9/06/08

……samedi soir à Brest

Musicien et altermondialiste

Morbihan

Le passage de Manu Chao, chanteur engagé, est un événement. 10.000 fans ont vibré avec lui samedi soir à Brest. L’artiste reste néanmoins simple et accessible…


Comment s’est passé ce concert en terre bretonne ? C’était le feu ! Terrible ! On a vraiment « kiffé » avec le Radio Bemba. Je suis encore là aujourd’hui pour remercier le public. Dès la fin des années 80, avec les Hot Pants ou Los Carayos, les Bretons nous ont toujours donné notre chance. Il était important pour moi de passer ici, comme il m’est impensable de rater Le Havre, une autre terre d’accueil. Après quelques concerts de chauffe en Galice, nous revoici sur la route !

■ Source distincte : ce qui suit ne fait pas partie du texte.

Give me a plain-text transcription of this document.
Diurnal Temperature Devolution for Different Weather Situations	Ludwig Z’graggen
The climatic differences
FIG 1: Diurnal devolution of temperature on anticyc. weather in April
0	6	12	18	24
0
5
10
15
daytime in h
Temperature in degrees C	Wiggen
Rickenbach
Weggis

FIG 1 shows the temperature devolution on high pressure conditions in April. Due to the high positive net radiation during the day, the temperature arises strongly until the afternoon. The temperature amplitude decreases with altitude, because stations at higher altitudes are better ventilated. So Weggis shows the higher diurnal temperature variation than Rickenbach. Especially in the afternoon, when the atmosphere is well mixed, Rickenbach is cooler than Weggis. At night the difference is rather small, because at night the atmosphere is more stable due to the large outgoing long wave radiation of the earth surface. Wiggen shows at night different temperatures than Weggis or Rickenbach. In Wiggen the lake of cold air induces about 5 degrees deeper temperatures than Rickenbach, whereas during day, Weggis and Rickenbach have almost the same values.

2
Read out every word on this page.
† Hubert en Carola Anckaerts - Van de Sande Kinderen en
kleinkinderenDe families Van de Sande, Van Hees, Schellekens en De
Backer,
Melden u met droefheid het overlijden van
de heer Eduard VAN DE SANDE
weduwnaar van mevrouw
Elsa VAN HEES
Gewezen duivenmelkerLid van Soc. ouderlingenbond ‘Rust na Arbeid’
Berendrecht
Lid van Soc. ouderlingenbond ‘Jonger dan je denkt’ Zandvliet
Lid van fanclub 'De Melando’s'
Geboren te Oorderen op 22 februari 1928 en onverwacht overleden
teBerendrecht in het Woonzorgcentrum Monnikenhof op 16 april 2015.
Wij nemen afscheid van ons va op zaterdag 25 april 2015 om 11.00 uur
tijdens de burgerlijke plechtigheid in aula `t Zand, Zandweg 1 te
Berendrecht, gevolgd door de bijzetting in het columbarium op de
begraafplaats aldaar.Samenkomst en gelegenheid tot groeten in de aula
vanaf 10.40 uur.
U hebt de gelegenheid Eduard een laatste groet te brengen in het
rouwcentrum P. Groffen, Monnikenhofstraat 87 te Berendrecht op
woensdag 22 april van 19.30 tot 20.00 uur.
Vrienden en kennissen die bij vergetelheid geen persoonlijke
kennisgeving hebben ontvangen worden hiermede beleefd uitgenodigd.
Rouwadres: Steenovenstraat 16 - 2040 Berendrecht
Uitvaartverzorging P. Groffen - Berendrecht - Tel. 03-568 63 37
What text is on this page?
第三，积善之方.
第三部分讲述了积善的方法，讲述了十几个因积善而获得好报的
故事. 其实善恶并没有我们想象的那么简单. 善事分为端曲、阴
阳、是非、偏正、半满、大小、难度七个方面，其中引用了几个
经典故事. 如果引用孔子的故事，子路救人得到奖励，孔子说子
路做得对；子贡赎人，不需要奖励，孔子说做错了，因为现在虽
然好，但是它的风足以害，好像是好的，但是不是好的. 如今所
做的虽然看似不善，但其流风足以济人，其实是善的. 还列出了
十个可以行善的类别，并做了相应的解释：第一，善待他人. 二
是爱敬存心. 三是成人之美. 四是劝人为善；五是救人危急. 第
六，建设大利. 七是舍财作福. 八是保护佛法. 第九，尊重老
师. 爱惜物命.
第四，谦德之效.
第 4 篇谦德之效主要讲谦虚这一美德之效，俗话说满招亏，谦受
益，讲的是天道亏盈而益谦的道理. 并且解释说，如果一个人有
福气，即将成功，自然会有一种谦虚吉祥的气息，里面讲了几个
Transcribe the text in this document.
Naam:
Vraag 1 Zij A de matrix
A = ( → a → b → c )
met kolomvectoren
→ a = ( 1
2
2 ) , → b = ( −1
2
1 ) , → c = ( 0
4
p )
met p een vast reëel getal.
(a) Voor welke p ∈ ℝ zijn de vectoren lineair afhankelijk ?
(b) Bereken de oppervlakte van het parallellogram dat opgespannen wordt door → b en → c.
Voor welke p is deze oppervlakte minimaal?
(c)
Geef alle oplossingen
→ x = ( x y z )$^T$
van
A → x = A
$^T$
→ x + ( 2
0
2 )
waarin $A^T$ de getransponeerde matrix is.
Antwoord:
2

Vous n’avez pas épargné les pouvoirs politiques pendant votre concert… Bush et sa clique en premier. Je continuerai tant que des gens comme ça seront au pouvoir. Plus ça va et plus je me demande si nous avançons dans le bon sens. Sommes-nous encore réellement en démocratie ? Nos votes comptent-ils vraiment dans un contexte où le pouvoir économique place ses représentants ?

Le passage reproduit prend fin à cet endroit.